Era tão raro ela a chamar pelo nome completo... só o fazia em ocasiões em que estava prestes a lhe dar uma senhora puxada de orelhas, como agora. Se bem que isso a lembrou de um detalhe importante...
- Calma Nami-chan, não precisa ficar assim tão encabulada.
- Vai voltar a me chamar assim agora é?
- Eu te chamava assim antes, lembra? Na verdade eu tinha até esquecido disto. Obrigada por lembrar Michiru-mama!
- Disponha – ela sorriu – bom, temos que ir. Comporte-se Anne. E Hotaru... ela ainda está de castigo certo?
- Sim senhora! – ela prestou continência para ela – A prisioneira ira cumprir com a sua pena conforme a condenação!
- Vamos embora – disse Haruka balançando negativamente a cabeça – antes que eu me arrependa de deixa-las sozinhas. Hotaru, você ainda é mais adolescente do que adulta!
- Obrigada.
- Não foi um elogio...
As duas acompanharam elas saírem no girociclo de Haruka em direção ao aeroporto. Assim que sumiram de vista, olharam uma para a cara da outra e com um pulo espalmaram as mãos. Estavam livres por dois dias! Não que fosse algo assim tão especial, mas o simples fato delas não ficarem ali já dava um ar um pouco maior de liberdade para elas.
- O que é um lactor? – perguntou Anne confusa.
- Um tipo de mariposa muito comum e nutritiva lá naquele mundo em que fiquei presa.
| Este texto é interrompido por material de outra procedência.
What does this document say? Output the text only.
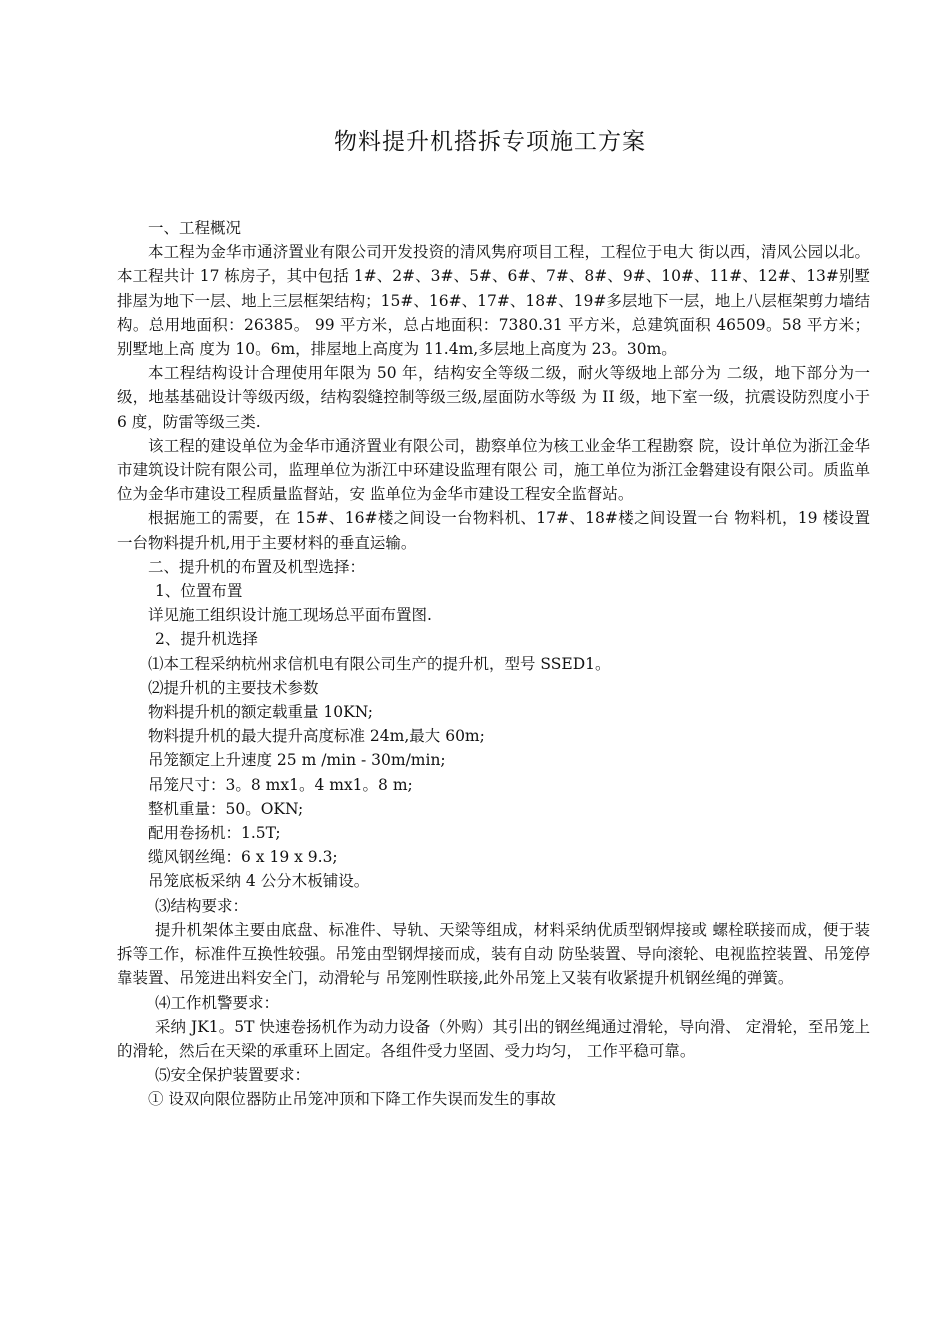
物料提升机搭拆专项施工方案

一、工程概况

本工程为金华市通济置业有限公司开发投资的清风隽府项目工程，工程位于电大 街以西，清风公园以北。本工程共计 17 栋房子，其中包括 1#、2#、3#、5#、6#、7#、8#、9#、10#、11#、12#、13#别墅排屋为地下一层、地上三层框架结构；15#、16#、17#、18#、19#多层地下一层，地上八层框架剪力墙结构。总用地面积：26385。 99 平方米，总占地面积：7380.31 平方米，总建筑面积 46509。58 平方米；别墅地上高 度为 10。6m，排屋地上高度为 11.4m,多层地上高度为 23。30m。

本工程结构设计合理使用年限为 50 年，结构安全等级二级，耐火等级地上部分为 二级，地下部分为一级，地基基础设计等级丙级，结构裂缝控制等级三级,屋面防水等级 为 II 级，地下室一级，抗震设防烈度小于 6 度，防雷等级三类.

该工程的建设单位为金华市通济置业有限公司，勘察单位为核工业金华工程勘察 院，设计单位为浙江金华市建筑设计院有限公司，监理单位为浙江中环建设监理有限公 司，施工单位为浙江金磐建设有限公司。质监单位为金华市建设工程质量监督站，安 监单位为金华市建设工程安全监督站。

根据施工的需要，在 15#、16#楼之间设一台物料机、17#、18#楼之间设置一台 物料机，19 楼设置一台物料提升机,用于主要材料的垂直运输。

二、提升机的布置及机型选择：

1、位置布置

详见施工组织设计施工现场总平面布置图.

2、提升机选择

⑴本工程采纳杭州求信机电有限公司生产的提升机，型号 SSED1。

⑵提升机的主要技术参数

物料提升机的额定载重量 10KN;

物料提升机的最大提升高度标准 24m,最大 60m;

吊笼额定上升速度 25 m /min - 30m/min;

吊笼尺寸：3。8 mx1。4 mx1。8 m;

整机重量：50。OKN;

配用卷扬机：1.5T;

缆风钢丝绳：6 x 19 x 9.3;

吊笼底板采纳 4 公分木板铺设。

⑶结构要求：

提升机架体主要由底盘、标准件、导轨、天梁等组成，材料采纳优质型钢焊接或 螺栓联接而成，便于装拆等工作，标准件互换性较强。吊笼由型钢焊接而成，装有自动 防坠装置、导向滚轮、电视监控装置、吊笼停靠装置、吊笼进出料安全门，动滑轮与 吊笼刚性联接,此外吊笼上又装有收紧提升机钢丝绳的弹簧。

⑷工作机警要求：

采纳 JK1。5T 快速卷扬机作为动力设备（外购）其引出的钢丝绳通过滑轮，导向滑、 定滑轮，至吊笼上的滑轮，然后在天梁的承重环上固定。各组件受力坚固、受力均匀， 工作平稳可靠。

⑸安全保护装置要求：

① 设双向限位器防止吊笼冲顶和下降工作失误而发生的事故
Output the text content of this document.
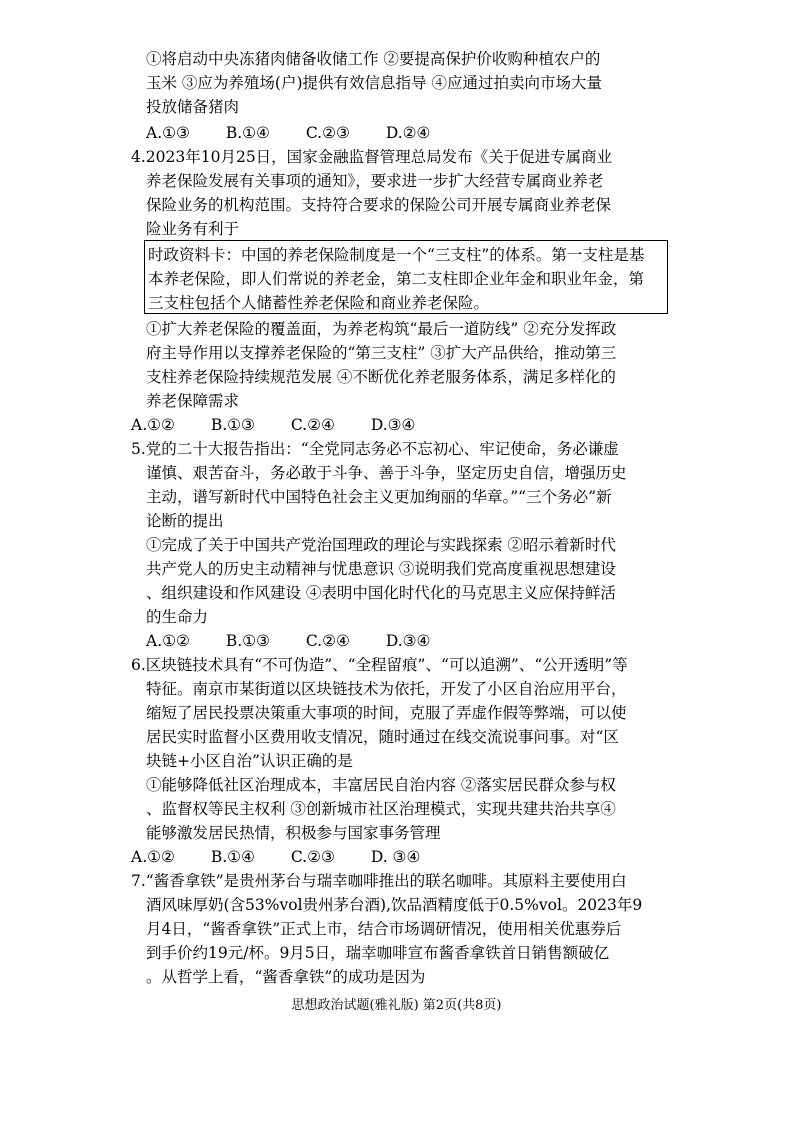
①将启动中央冻猪肉储备收储工作 ②要提高保护价收购种植农户的
玉米 ③应为养殖场(户)提供有效信息指导 ④应通过拍卖向市场大量
投放储备猪肉
A.①③　　 B.①④　　 C.②③　　 D.②④
4.2023年10月25日，国家金融监督管理总局发布《关于促进专属商业
养老保险发展有关事项的通知》，要求进一步扩大经营专属商业养老
保险业务的机构范围。支持符合要求的保险公司开展专属商业养老保
险业务有利于
时政资料卡：中国的养老保险制度是一个“三支柱”的体系。第一支柱是基
本养老保险，即人们常说的养老金，第二支柱即企业年金和职业年金，第
三支柱包括个人储蓄性养老保险和商业养老保险。
①扩大养老保险的覆盖面，为养老构筑“最后一道防线” ②充分发挥政
府主导作用以支撑养老保险的“第三支柱” ③扩大产品供给，推动第三
支柱养老保险持续规范发展 ④不断优化养老服务体系，满足多样化的
养老保障需求
A.①②　　 B.①③　　 C.②④　　 D.③④
5.党的二十大报告指出：“全党同志务必不忘初心、牢记使命，务必谦虚
谨慎、艰苦奋斗，务必敢于斗争、善于斗争，坚定历史自信，增强历史
主动，谱写新时代中国特色社会主义更加绚丽的华章。”“三个务必”新
论断的提出
①完成了关于中国共产党治国理政的理论与实践探索 ②昭示着新时代
共产党人的历史主动精神与忧患意识 ③说明我们党高度重视思想建设
、组织建设和作风建设 ④表明中国化时代化的马克思主义应保持鲜活
的生命力
A.①②　　 B.①③　　 C.②④　　 D.③④
6.区块链技术具有“不可伪造”、“全程留痕”、“可以追溯”、“公开透明”等
特征。南京市某街道以区块链技术为依托，开发了小区自治应用平台，
缩短了居民投票决策重大事项的时间，克服了弄虚作假等弊端，可以使
居民实时监督小区费用收支情况，随时通过在线交流说事问事。对“区
块链+小区自治”认识正确的是
①能够降低社区治理成本，丰富居民自治内容 ②落实居民群众参与权
、监督权等民主权利 ③创新城市社区治理模式，实现共建共治共享④
能够激发居民热情，积极参与国家事务管理
A.①②　　 B.①④　　 C.②③　　 D. ③④
7.“酱香拿铁”是贵州茅台与瑞幸咖啡推出的联名咖啡。其原料主要使用白
酒风味厚奶(含53%vol贵州茅台酒),饮品酒精度低于0.5%vol。2023年9
月4日，“酱香拿铁”正式上市，结合市场调研情况，使用相关优惠券后
到手价约19元/杯。9月5日，瑞幸咖啡宣布酱香拿铁首日销售额破亿
。从哲学上看，“酱香拿铁”的成功是因为
思想政治试题(雅礼版) 第2页(共8页)
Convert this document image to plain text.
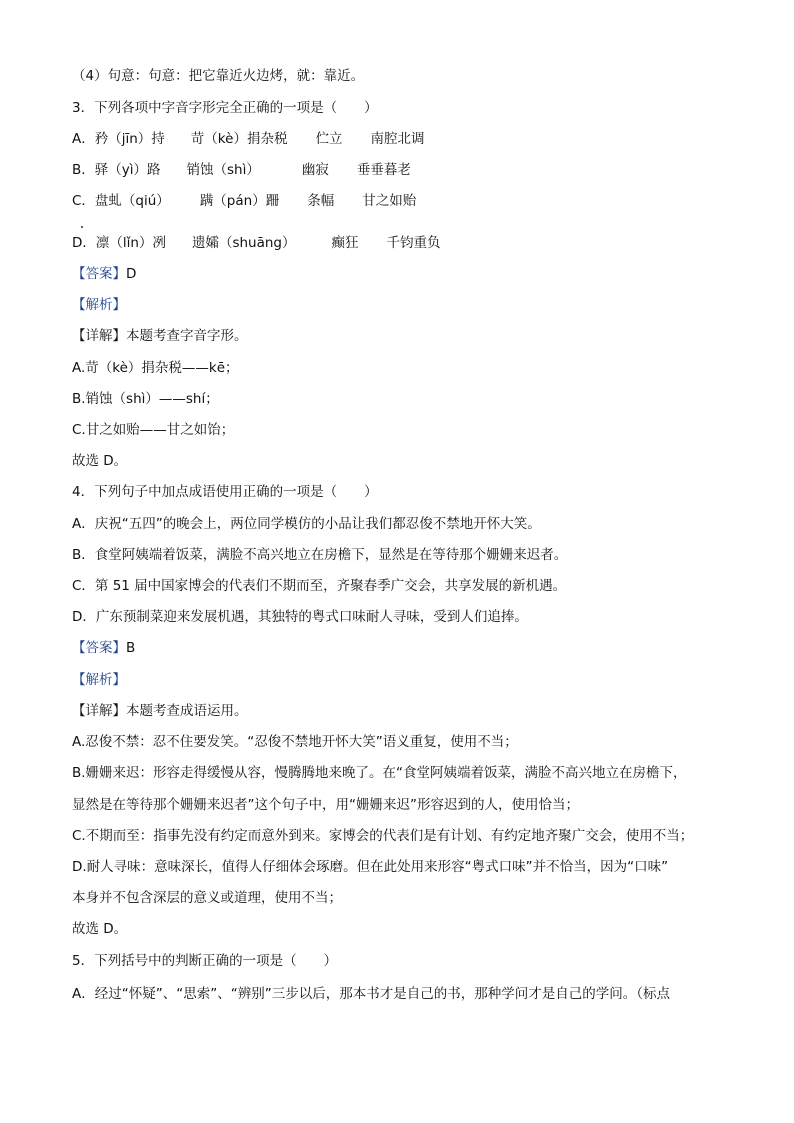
（4）句意：句意：把它靠近火边烤，就：靠近。
3．下列各项中字音字形完全正确的一项是（　　）
A．矜（jīn）持 苛（kè）捐杂税 伫立 南腔北调
B．驿（yì）路 销蚀（shì）	幽寂 垂垂暮老
C．盘虬（qiú） 蹒（pán）跚 条幅 甘之如贻
D．凛（lǐn）冽 遗孀（shuāng）	癫狂 千钧重负
【答案】D
【解析】
【详解】本题考查字音字形。
A.苛（kè）捐杂税——kē；
B.销蚀（shì）——shí；
C.甘之如贻——甘之如饴；
故选 D。
4．下列句子中加点成语使用正确的一项是（　　）
A．庆祝“五四”的晚会上，两位同学模仿的小品让我们都忍俊不禁地开怀大笑。
B．食堂阿姨端着饭菜，满脸不高兴地立在房檐下，显然是在等待那个姗姗来迟者。
C．第 51 届中国家博会的代表们不期而至，齐聚春季广交会，共享发展的新机遇。
D．广东预制菜迎来发展机遇，其独特的粤式口味耐人寻味，受到人们追捧。
【答案】B
【解析】
【详解】本题考查成语运用。
A.忍俊不禁：忍不住要发笑。“忍俊不禁地开怀大笑”语义重复，使用不当；
B.姗姗来迟：形容走得缓慢从容，慢腾腾地来晚了。在“食堂阿姨端着饭菜，满脸不高兴地立在房檐下，
显然是在等待那个姗姗来迟者”这个句子中，用“姗姗来迟”形容迟到的人，使用恰当；
C.不期而至：指事先没有约定而意外到来。家博会的代表们是有计划、有约定地齐聚广交会，使用不当；
D.耐人寻味：意味深长，值得人仔细体会琢磨。但在此处用来形容“粤式口味”并不恰当，因为“口味”
本身并不包含深层的意义或道理，使用不当；
故选 D。
5．下列括号中的判断正确的一项是（　　）
A．经过“怀疑”、“思索”、“辨别”三步以后，那本书才是自己的书，那种学问才是自己的学问。（标点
O problema eram as asas com espinhos...
Ela entrou na casa e Anne ficou na soleira da porta, aparentemente com enjôos...
- Não vai entrar?
- Não quero sujar o carpete – seu rosto já estava ficando amarelo – acho que não vou chegar no banheiro a tempo... – e virou a cara para o jardim e colocou o jantar para fora.
- Que resistência fraca você tem... – comentou sorrindo – ou é o jantar que eu fiz que estava uma droga?
- Maninha... – ela a olhou com uma fúria incrível – vai a merda antes que eu me esqueça... - e atravessou a porta com rapidez indo direto para o banheiro, provavelmente para tirar o gosto ruim da boca.
- Você é quem foi curiosa para saber o que era um lactor. E olha que nem falei das larvas de crinstons. Sabia que você tem que come-las vivas pois mortas elas segregam uma toxina perigosa? Ficam se remexendo de um jeito esquisito na boca...
O som inconfundível de que agora a sobremesa do jantar tinha sido posta para fora foi ouvido. Hotaru se sentia muito malvada – e satisfeita pelas brincadeiras maldosas. Nada mal para se vingar das vezes em que ela acabou cuidando da Anne na época em que ela era ainda praticamente um bebê, e precisava ter suas fraudas trocadas. Não era uma tarefa muito agradável não.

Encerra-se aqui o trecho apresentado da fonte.